Winnow out the bad and hold tightly to the good.

I apply this process to everything in life now and am  healthier and happier for  it. 

 My childhood "home" memories is where I keep my brother. Safe and preserved in amber. Walking along the rail-road tracks from Jamestown to Advance and the Dairy Bar. Our Holy Grail. Picking up pop bottles to return for nickels and dimes so we could buy comic books, candy, a soda or an ice cream sundae at the Hook's Drugstore in town. Biking to Eel River and spending the day playing beneath the bridge or climbing the trestle. Hopping slow moving freight cars by the lumber yard. Riding mini-bikes together or doing our early morning Star paper route together...and maybe a million others.

It is my Grandmother's Hands as she made egg noodles from scratch or sitting with her (on a good day) having buttered toast and Black Raspberry Jello.

It is my Grandfather in the front yard teaching me to use his fly rod. Or making and nailing a saddle and bridle-like combination to the lower y-branch of a maple tree in the backyard so he could boost me up and I could "ride" while he was mowing the yard. It is him teaching me pidgen German from his time in WWII.

It is my (then) neighborhood...where everyone knew everyone and as kids we all played in the fields, ditches and woods together.

It is swimming in the low front yard when it flooded, and ice skating in boots in the winter when it would freeze solid.

And so many more!

As a wife and mother it was being huge with my first son at Christmas...and him not arriving until January 8th...I was as big as the Christmas tree.

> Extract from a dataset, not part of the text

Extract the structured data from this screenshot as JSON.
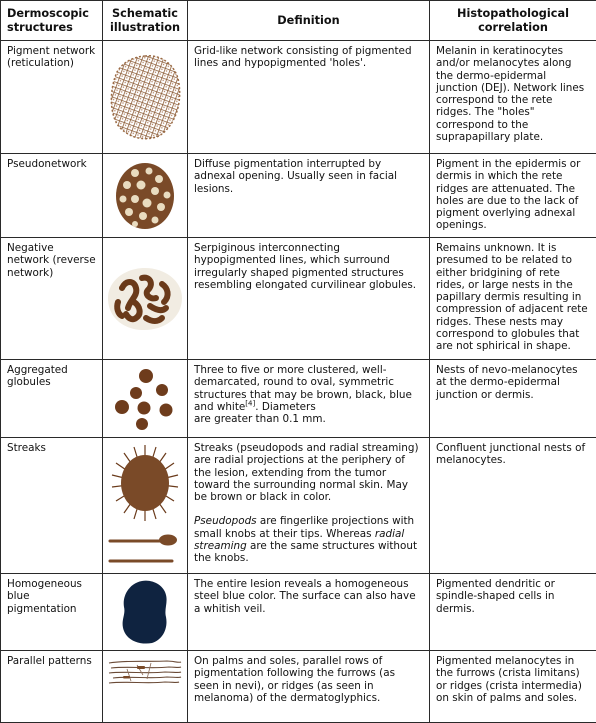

It was bringing him home, and a bassinet made out of a wicker laundry basket.

It was him teaching me as much or more than I taught him in that first year or two...and his ear pressed to my distended abdomen listening to his baby brother still on the inside. And how relieved it was that he was getting a brother and not a sister...lol!

It was meeting my Middle son for the first time with Bill...all red haired and bright blue mischievous eyes.

It was standing at the hospital window with snow falling in the middle of October and telling my youngest son...Welcome to the World.

And for all the boys it was love at first sight.

It was Bill and our lives together...him playing guitar in the living room of the Rose Cottage...and helping with my kitchen garden, or making beer while I made cheese, bread, and put up jam. It was moving into our new home and spending the first night there with nothing but a candle that smelled like Cinnamon Rolls...and a large sleeping bag and a couple of pillows. Just us. Making love right there in that empty room together in the candlelight.

It was having just 2 weeks together of the "Empty  Nest" years...but how amazing those two weeks were.

It was the way our lives fit together like a well worn jigsaw puzzle. 

And a million wonderful memories.

Now it is all of those memories, and all of the others made with people throughout my life...and the new memories made every day with my children, friends, lovers or grandchildren.

Like a scrap-quilt tightly wrapped around me...warm and full of love!